To investigate whether ICA alleviated histopathological changes in 3×Tg-AD mice, we performed HE and Nissl staining to observe the pathological changes and number of neurons in the cerebral cortex. HE staining showed that cerebral neurons in the WT mice exhibited regular arrangement with distinct edges and clear nuclei and nucleoli (Figure 3A). However, in the 3×Tg-AD + vehicle group, cerebral neurons displayed an irregular arrangement, structural ambiguity, nuclear shrinkage, and deep staining, which was significantly ameliorated by ICA treatment (Figure 3A). Additionally, Nissl staining demonstrated a significant loss of cerebral neurons in the 3×Tg-AD + vehicle group compared with that in WT mice. ICA treatment markedly promoted the survival of cerebral neurons compared with that in the vehicle-treated 3×Tg-AD mice (Figure 3A and B).
To further confirm the neuroprotective effect of ICA, the number of NeuN-positive cells and NeuN protein expression levels were used to evaluate the effects of ICA on neurons in the cerebral cortex. NeuN is a neuronal marker for mature neurons (Mullen et al., 1992). As shown in Figure 3C–E, ICA treatment observably increased the number of NeuN-positive neurons and NeuN protein levels compared with those in the 3×Tg-AD + vehicle group.
Synapse loss is a pathological basis of memory dysfunction (Asok et al., 2019), and PSD95, which is a synaptic marker (Coley and Gao, 2018), was used to evaluate the effects of ICA on synapse integrity. As expected, ICA treatment of 3×Tg-AD mice observably increased PSD95 expression compared with that in the 3×Tg-AD + vehicle group (Figure 3D and E). These results showed that ICA treatment protected neurons and synapses from damage in 3×Tg-AD mice.

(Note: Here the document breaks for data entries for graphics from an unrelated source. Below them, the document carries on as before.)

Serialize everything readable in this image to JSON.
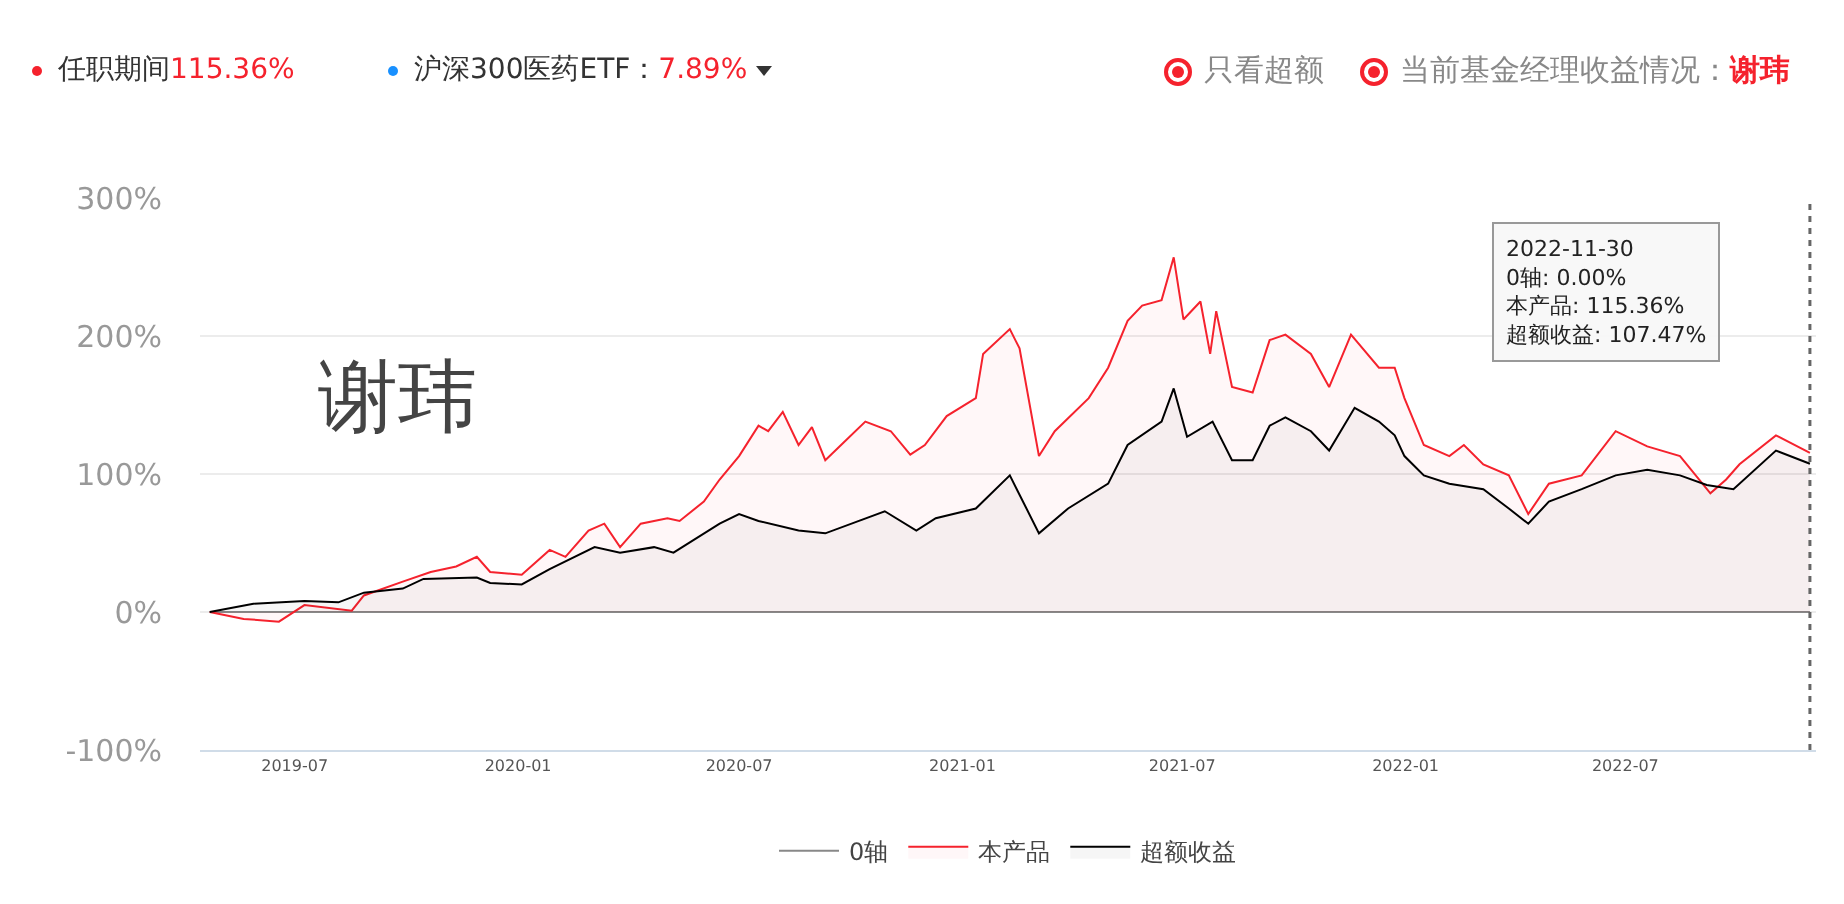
{
  "chart_data": {
    "type": "area",
    "annotations": [
      "任职期间",
      "115.36%",
      "沪深300医药ETF：",
      "7.89%",
      "只看超额",
      "当前基金经理收益情况：",
      "谢玮",
      "谢玮",
      "2022-11-30\n0轴: 0.00%\n本产品: 115.36%\n超额收益: 107.47%"
    ],
    "series": [
      {
        "name": "0轴",
        "color": "#888888",
        "type": "line",
        "x": [
          "2019-04-22",
          "2022-11-30"
        ],
        "values": [
          0,
          0
        ]
      },
      {
        "name": "本产品",
        "color": "#f5222d",
        "x": [
          "2019-04-22",
          "2019-05-20",
          "2019-06-18",
          "2019-07-09",
          "2019-08-17",
          "2019-08-27",
          "2019-09-28",
          "2019-10-21",
          "2019-11-11",
          "2019-11-28",
          "2019-12-09",
          "2020-01-04",
          "2020-01-27",
          "2020-02-09",
          "2020-02-28",
          "2020-03-12",
          "2020-03-25",
          "2020-04-11",
          "2020-05-03",
          "2020-05-13",
          "2020-06-02",
          "2020-06-15",
          "2020-07-01",
          "2020-07-17",
          "2020-07-25",
          "2020-08-06",
          "2020-08-19",
          "2020-08-30",
          "2020-09-10",
          "2020-09-23",
          "2020-10-13",
          "2020-11-03",
          "2020-11-19",
          "2020-12-01",
          "2020-12-19",
          "2021-01-12",
          "2021-01-18",
          "2021-02-09",
          "2021-02-17",
          "2021-03-05",
          "2021-03-18",
          "2021-04-15",
          "2021-05-01",
          "2021-05-17",
          "2021-05-29",
          "2021-06-14",
          "2021-06-24",
          "2021-07-02",
          "2021-07-16",
          "2021-07-24",
          "2021-07-29",
          "2021-08-11",
          "2021-08-28",
          "2021-09-11",
          "2021-09-24",
          "2021-10-15",
          "2021-10-30",
          "2021-11-17",
          "2021-12-10",
          "2021-12-23",
          "2021-12-31",
          "2022-01-16",
          "2022-02-06",
          "2022-02-18",
          "2022-03-06",
          "2022-03-27",
          "2022-04-12",
          "2022-04-29",
          "2022-05-26",
          "2022-06-23",
          "2022-07-19",
          "2022-08-15",
          "2022-09-09",
          "2022-09-22",
          "2022-10-03",
          "2022-11-02",
          "2022-11-30"
        ],
        "values": [
          0,
          -5,
          -7,
          5,
          1,
          12,
          22,
          29,
          33,
          40,
          29,
          27,
          45,
          40,
          59,
          64,
          47,
          64,
          68,
          66,
          80,
          96,
          113,
          135,
          131,
          145,
          121,
          134,
          110,
          121,
          138,
          131,
          114,
          121,
          142,
          155,
          187,
          205,
          191,
          113,
          131,
          155,
          177,
          211,
          222,
          226,
          257,
          212,
          225,
          187,
          218,
          163,
          159,
          197,
          201,
          187,
          163,
          201,
          177,
          177,
          155,
          121,
          113,
          121,
          107,
          99,
          71,
          93,
          99,
          131,
          120,
          113,
          86,
          96,
          107,
          128,
          115.36
        ]
      },
      {
        "name": "超额收益",
        "color": "#000000",
        "x": [
          "2019-04-22",
          "2019-05-28",
          "2019-07-09",
          "2019-08-06",
          "2019-08-27",
          "2019-09-28",
          "2019-10-15",
          "2019-11-28",
          "2019-12-09",
          "2020-01-04",
          "2020-01-27",
          "2020-03-04",
          "2020-03-25",
          "2020-04-22",
          "2020-05-08",
          "2020-06-15",
          "2020-07-01",
          "2020-07-17",
          "2020-08-19",
          "2020-09-10",
          "2020-10-29",
          "2020-11-24",
          "2020-12-10",
          "2021-01-12",
          "2021-02-09",
          "2021-03-05",
          "2021-03-29",
          "2021-05-01",
          "2021-05-17",
          "2021-06-14",
          "2021-06-24",
          "2021-07-05",
          "2021-07-26",
          "2021-08-11",
          "2021-08-28",
          "2021-09-11",
          "2021-09-24",
          "2021-10-15",
          "2021-10-30",
          "2021-11-20",
          "2021-12-10",
          "2021-12-23",
          "2021-12-31",
          "2022-01-16",
          "2022-02-06",
          "2022-03-06",
          "2022-03-27",
          "2022-04-12",
          "2022-04-29",
          "2022-05-26",
          "2022-06-23",
          "2022-07-19",
          "2022-08-15",
          "2022-09-06",
          "2022-09-28",
          "2022-11-02",
          "2022-11-30"
        ],
        "values": [
          0,
          6,
          8,
          7,
          14,
          17,
          24,
          25,
          21,
          20,
          31,
          47,
          43,
          47,
          43,
          64,
          71,
          66,
          59,
          57,
          73,
          59,
          68,
          75,
          99,
          57,
          75,
          93,
          121,
          138,
          162,
          127,
          138,
          110,
          110,
          135,
          141,
          131,
          117,
          148,
          138,
          128,
          113,
          99,
          93,
          89,
          75,
          64,
          80,
          89,
          99,
          103,
          99,
          92,
          89,
          117,
          107.47
        ]
      }
    ],
    "xlim": [
      "2019-04-14",
      "2022-12-05"
    ],
    "xticks": [
      "2019-07",
      "2020-01",
      "2020-07",
      "2021-01",
      "2021-07",
      "2022-01",
      "2022-07"
    ],
    "ylim": [
      -100,
      300
    ],
    "yticks": [
      {
        "value": -100,
        "label": "-100%"
      },
      {
        "value": 0,
        "label": "0%"
      },
      {
        "value": 100,
        "label": "100%"
      },
      {
        "value": 200,
        "label": "200%"
      },
      {
        "value": 300,
        "label": "300%"
      }
    ],
    "ref_lines": [
      {
        "axis": "x",
        "value": "2022-11-30",
        "color": "#666666",
        "line_style": "dotted"
      }
    ],
    "grid": "y",
    "legend": "bottom",
    "marker": "none",
    "line_style": "solid"
  }
}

Figure 4|Effects of ICA on AD-like pathology in the cerebral cortex of 3×Tg-AD mice.
To explore whether the neuroprotective effect of ICA in 3×Tg-AD mice was achieved by the amelioration of AD markers, Aβ accumulation and tau hyperphosphorylation in the cerebral cortex were evaluated. Treatment with ICA markedly attenuated Aβ accumulation in the cerebral cortexes of 3×Tg-AD + ICA mice compared with that in the 3×Tg-AD + vehicle group (Figure 4A). To confirm these results, we performed western blot analysis to assess ICA-mediated modulation of Aβ deposits. A significant decrease in levels of the Aβ peptide precursor APP and Aβ1–40 and Aβ1–42 peptides, both of which are the main components of senile plaques (SPs) (Seino et al., 2021), was observed in the 3×Tg-AD + ICA group compared with those in the 3×Tg-AD + vehicle group (Figure 4B and C). The accumulation of hyperphosphorylated tau in AD brain is another important pathological hallmark, and more than 40 hyperphosphorylated sites have been documented (Kimura et al., 2018), including Thr217, Ser199/202, Thr231, and Ser396/404. In the present study, ICA treatment markedly decreased hyperphosphorylated tau at the Thr217, Ser199/202, and Thr231 sites when compared with that in the 3×Tg-AD + vehicle group (Figure 4D and E). These results suggested that ICA alleviated AD-like pathology in 3×Tg-AD mice.